Bloch was born in Chicago, the son of Raphael "Ray" Bloch (1884–1952), a bank cashier, and his wife Stella Loeb (1880–1944), a social worker, both of German-Jewish descent. Bloch's family moved to Maywood, a Chicago suburb, when he was five. He attended the Methodist Church there despite his parents' Jewish heritage. At eight or nine years of age, living in Maywood, he attended a screening of Lon Chaney, Sr.'s Phantom of the Opera late at night on his own. The scene of Chaney removing his mask terrified the young Bloch and sparked his interest in horror.

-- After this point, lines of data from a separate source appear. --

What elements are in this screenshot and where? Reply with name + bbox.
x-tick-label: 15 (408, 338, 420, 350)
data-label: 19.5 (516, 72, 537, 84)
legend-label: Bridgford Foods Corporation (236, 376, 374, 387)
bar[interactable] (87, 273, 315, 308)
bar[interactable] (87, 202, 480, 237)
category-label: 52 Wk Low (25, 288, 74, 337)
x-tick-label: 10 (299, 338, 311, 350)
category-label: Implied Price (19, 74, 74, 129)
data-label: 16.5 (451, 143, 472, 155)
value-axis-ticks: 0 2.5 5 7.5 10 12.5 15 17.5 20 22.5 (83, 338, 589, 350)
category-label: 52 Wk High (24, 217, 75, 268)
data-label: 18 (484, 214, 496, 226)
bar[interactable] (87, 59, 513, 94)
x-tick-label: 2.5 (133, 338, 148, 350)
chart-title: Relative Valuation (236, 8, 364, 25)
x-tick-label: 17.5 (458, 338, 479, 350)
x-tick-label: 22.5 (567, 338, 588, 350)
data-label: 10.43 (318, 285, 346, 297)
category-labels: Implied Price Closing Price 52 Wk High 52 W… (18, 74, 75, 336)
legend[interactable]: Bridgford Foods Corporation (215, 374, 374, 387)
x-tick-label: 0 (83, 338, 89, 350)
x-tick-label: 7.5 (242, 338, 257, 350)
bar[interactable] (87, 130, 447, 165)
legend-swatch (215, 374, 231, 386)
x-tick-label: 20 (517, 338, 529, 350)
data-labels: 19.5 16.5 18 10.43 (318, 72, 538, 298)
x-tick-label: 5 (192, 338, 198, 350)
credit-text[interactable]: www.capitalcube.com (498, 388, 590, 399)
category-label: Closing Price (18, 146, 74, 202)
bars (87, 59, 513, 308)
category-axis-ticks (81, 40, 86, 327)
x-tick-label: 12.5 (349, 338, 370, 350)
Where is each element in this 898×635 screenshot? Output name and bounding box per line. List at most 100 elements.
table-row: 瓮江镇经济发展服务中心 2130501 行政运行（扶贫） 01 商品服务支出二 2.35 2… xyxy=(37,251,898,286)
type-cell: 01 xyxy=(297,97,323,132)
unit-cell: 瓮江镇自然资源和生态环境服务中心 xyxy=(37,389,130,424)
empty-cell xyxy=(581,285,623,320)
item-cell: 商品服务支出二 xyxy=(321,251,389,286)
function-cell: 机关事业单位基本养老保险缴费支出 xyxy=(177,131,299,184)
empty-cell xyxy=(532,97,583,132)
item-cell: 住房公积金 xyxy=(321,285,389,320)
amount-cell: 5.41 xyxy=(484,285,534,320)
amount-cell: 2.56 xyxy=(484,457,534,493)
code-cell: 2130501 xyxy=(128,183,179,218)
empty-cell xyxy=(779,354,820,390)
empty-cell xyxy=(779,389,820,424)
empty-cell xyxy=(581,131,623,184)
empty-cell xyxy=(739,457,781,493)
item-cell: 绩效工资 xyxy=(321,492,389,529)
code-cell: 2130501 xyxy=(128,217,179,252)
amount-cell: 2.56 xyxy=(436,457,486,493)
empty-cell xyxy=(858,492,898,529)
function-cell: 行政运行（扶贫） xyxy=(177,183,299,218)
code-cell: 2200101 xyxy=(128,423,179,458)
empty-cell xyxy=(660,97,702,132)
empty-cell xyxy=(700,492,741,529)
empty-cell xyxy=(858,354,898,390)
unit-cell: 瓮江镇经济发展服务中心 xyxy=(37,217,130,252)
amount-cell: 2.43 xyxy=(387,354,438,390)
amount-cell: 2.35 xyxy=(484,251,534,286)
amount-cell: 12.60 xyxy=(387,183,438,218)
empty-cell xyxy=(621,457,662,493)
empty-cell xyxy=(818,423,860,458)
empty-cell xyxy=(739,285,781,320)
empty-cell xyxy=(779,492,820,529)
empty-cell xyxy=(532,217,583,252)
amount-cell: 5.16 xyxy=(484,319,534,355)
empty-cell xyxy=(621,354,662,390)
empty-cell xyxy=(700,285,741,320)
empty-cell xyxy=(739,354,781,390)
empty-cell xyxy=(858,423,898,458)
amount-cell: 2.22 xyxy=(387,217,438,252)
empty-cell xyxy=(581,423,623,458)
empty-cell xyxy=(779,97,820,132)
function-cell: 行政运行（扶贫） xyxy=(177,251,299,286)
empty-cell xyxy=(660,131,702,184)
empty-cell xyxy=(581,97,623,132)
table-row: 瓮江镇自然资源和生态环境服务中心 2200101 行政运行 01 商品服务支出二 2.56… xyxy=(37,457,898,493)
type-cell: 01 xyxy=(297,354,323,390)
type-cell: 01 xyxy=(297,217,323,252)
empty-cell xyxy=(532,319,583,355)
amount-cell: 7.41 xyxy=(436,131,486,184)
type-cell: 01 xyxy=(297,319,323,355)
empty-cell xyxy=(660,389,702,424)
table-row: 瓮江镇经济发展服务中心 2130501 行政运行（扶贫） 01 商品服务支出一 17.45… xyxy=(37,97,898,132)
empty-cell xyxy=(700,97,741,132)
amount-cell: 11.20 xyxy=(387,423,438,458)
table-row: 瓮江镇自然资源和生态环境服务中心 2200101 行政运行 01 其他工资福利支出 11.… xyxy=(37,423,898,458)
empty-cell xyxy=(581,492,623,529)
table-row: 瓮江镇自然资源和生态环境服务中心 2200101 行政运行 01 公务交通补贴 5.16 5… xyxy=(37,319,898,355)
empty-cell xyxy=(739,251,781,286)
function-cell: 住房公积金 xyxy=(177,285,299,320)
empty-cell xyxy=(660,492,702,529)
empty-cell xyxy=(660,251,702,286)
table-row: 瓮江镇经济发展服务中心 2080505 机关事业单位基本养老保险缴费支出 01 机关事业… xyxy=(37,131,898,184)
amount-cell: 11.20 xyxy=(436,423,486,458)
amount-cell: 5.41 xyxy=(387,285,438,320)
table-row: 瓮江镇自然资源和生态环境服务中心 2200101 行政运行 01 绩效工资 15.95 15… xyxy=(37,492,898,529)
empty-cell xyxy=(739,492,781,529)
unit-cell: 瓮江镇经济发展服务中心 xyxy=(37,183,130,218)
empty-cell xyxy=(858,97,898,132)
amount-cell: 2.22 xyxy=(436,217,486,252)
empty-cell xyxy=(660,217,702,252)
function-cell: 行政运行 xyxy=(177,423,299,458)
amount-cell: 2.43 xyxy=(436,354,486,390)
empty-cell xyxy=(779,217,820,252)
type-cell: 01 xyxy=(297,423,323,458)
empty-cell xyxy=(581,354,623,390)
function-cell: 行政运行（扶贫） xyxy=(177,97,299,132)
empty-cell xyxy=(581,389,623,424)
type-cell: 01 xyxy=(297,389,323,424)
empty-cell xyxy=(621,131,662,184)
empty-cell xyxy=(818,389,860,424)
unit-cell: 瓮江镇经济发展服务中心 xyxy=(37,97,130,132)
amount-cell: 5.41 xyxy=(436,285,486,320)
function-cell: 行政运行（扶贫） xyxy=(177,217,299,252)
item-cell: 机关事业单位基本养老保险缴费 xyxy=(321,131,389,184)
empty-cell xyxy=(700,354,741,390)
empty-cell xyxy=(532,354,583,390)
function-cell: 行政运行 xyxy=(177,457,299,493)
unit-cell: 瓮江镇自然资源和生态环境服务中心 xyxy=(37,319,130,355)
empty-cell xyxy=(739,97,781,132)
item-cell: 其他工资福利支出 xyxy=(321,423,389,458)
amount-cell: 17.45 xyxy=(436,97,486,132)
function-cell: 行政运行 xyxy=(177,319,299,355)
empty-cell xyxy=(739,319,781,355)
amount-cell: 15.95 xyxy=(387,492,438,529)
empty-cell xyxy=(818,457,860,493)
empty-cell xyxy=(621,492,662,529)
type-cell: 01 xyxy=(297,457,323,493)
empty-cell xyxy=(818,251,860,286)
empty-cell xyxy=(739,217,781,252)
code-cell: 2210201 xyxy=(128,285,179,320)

In 1929 Ray Bloch lost his bank job, and the family moved to Milwaukee, where Stella worked at the Milwaukee Jewish Settlement settlement house. Robert attended Washington, then Lincoln High School, where he met lifelong friend Harold Gauer. Gauer was editor of The Quill, Lincoln's literary magazine, and accepted Bloch's first published short story, a horror story titled "The Thing" (the "thing" of the title was Death). Both Bloch and Gauer graduated from Lincoln in 1932 during the height of the Great Depression. Bloch was involved in the drama department at Lincoln and wrote and performed in school vaudeville skits.